Ma con la concorrenza di chi può servire all’aperto, il delivery è diventato quasi nullo. Così alcuni hanno deciso di restare chiusi. «Siamo fermi del tutto - sbotta Paola Amoruso, titolare del ristorante Sot’Aj Archi - se con il nuovo dpcm non cambia qualcosa siamo veramente nei guai». E’ il grido d’allarme di quelle attività che si vedono prolungare la tremenda agonia. Fatturati in rosso e spese fisse in costante accumulo. Per non parlare dei dipendenti ancora aggrappati alla cassaintegrazione. «Come fanno ad andare avanti questi ragazzi? - si chiede Amoruso - anche loro devono vivere. La situazione è drammatica veramente, ma nessuno ci ascolta». 


Uno scenario previsto, e che puntualmente si è verificato. «Sapevamo che sarebbe andata così - commenta rassegnato Marco Bedini de La Vecchia Osteria - io continuo a stare aperto con l’asporto, ma il volume delle richieste si è ridotto sensibilmente. Prima il giorno migliore era la domenica. Ma adesso, col fatto che la gente può scegliere di andare a pranzo all’aperto, non si lavora più». Un danno prima di tutto economico, ma anche dal punto di vista emotivo comincia ad essere dura. «Sono demoralizzato - continua Bedini - speriamo in un allentamento delle restrizioni al più presto». Mentre l’altro volto della ristorazione è sicuramente meno teso. Anche se ogni venerdì sera si sta col fiato sospeso per le assegnazioni delle nuove fasce cromatiche. 


L’indice dei contagi non è ancora al riparo da rialzi improvvisi. Il brivido di un ritorno in zona arancione incombe sui ristoratori che hanno investito sui dehors e sulle riaperture. «Abbiamo fatto nuove assunzioni e rifornimenti di materie prime - commenta Denise Catalano de Lascensore - per ora tutto va per il meglio, ma se dovessimo tornare in arancione sarebbe un danno enorme». 

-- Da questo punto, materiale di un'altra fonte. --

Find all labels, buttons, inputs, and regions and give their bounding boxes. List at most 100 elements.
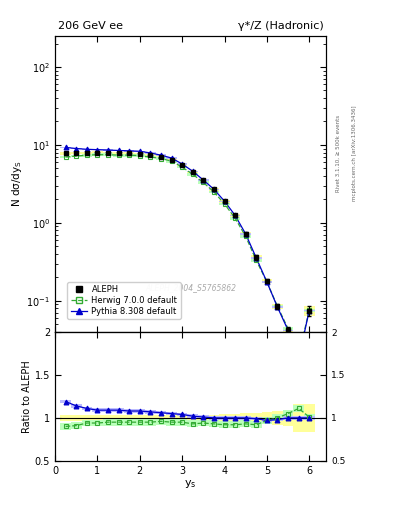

«Vorrebbe dire buttare in fumo tutto il percorso fatto fino ad ora - replica Gabriele Capannelli de La Bontà delle Marche - un costo che non sarebbe più sostenibile». E anche se il servizio all’aperto consente alle attività di rifiatare, resta la limitazione del coprifuoco a complicare il lavoro sul turno serale della cena. «Speriamo che da metà maggio si possa allungare almeno alle 23 - dice Simone Boari di Rosa Food - ma soprattutto ci auguriamo di non incorrere in nuove battute d’arresto. La stagione è appena cominciata e non possiamo permetterci altri stop. Ci rendiamo conto che non è il caso di considerarci ancora fuori dall’emergenza sanitaria, ma fermarci di nuovo vorrebbe dire colpire pesantemente le attività produttive».